Il n’est pas nécessaire de parler de la forêt immense qui entourait l’habitation ; car, excepté le côté de la montagne, et çà et là un espace vide sur lequel les arbres avaient été déracinés par les horribles tempêtes qui souvent détruisent en une minute des acres entiers de nos plantations, l’œil ne trouvait à se reposer, dans ce tableau paisible et agreste, que sur un labyrinthe sans fin de déserts. Cependant, le mouvement du terrain limitait la perspective à un horizon de peu détendue, quoique l’art de l’homme pût à peine trouver des couleurs aussi vives et aussi brillantes que celles qu’offraient les différentes nuances du feuillage. La gelée froide et mordante qui se fait sentir à la fin de l’automne de la Nouvelle-Angleterre avait déjà touché les feuilles larges et découpées de l’érable ; la même impression avait été presque subitement produite sur les autres arbres de la forêt ; il en résultait un effet magique qui ne peut être vu qu’au milieu des régions où la nature, si prodigue en été de ses richesses, passe par des transitions si rapides et si sévères d’une saison à une autre.

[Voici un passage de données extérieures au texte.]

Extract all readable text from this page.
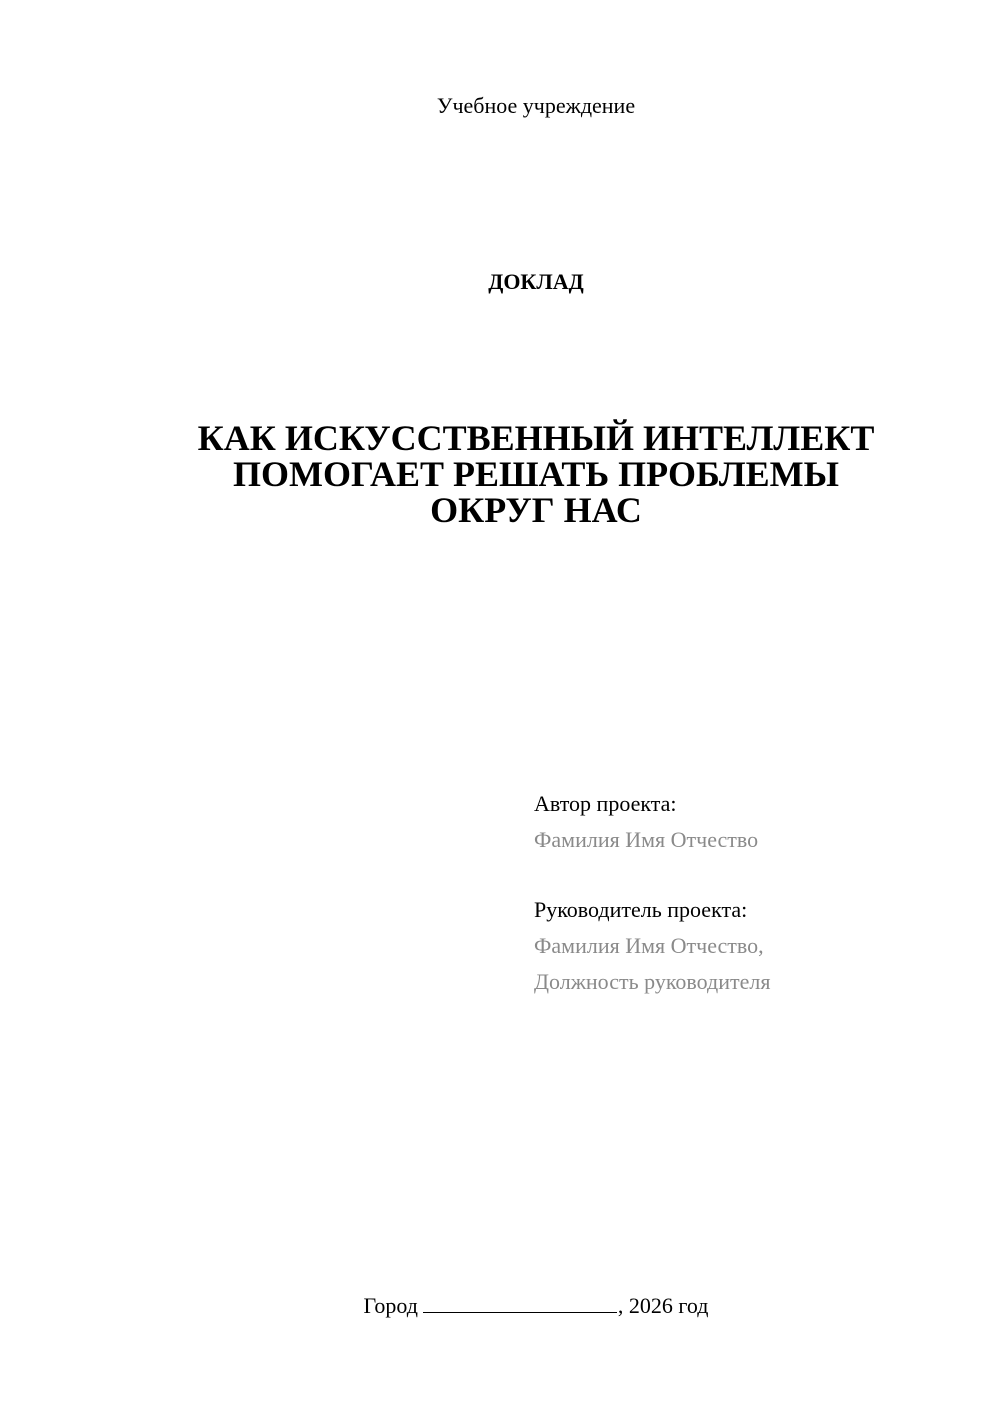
Учебное учреждение
ДОКЛАД
КАК ИСКУССТВЕННЫЙ ИНТЕЛЛЕКТ
ПОМОГАЕТ РЕШАТЬ ПРОБЛЕМЫ
ОКРУГ НАС
Автор проекта:
Фамилия Имя Отчество
Руководитель проекта:
Фамилия Имя Отчество,
Должность руководителя
Город	, 2026 год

L’œil du vieux Mark Heathcote errait sur ce tableau de paix et de prospérité avec une apparence de sollicitude toute mondaine. Le son mélancolique des diverses clochettes, qui ressemblait à des plaintes, se faisant entendre au milieu des bois, lui donnait de fortes raisons de croire que les troupeaux de la famille quittaient volontairement leur pâturage sans limites des forêts. Son petit-fils, jeune garçon beau et spirituel, d’environ quatorze ans, s’approchait à travers les champs. Cet enfant conduisait devant lui un petit troupeau que les nécessités du ménage forçaient la famille à entretenir, malgré des pertes accidentelles, une grande dépense de temps et beaucoup de fatigue, seules sauvegardes contre les attaques des bêtes de proie. Une espèce d’idiot, servant de petit berger, et que la charité du vieillard avait admis parmi ses serviteurs, parut bientôt à l’entrée du bois, près du défrichement abandonné sur le flanc de la montagne. Ce dernier avançait en criant et en chassant devant lui des poulains aussi sales, aussi obstinés et presque aussi sauvages que lui-même.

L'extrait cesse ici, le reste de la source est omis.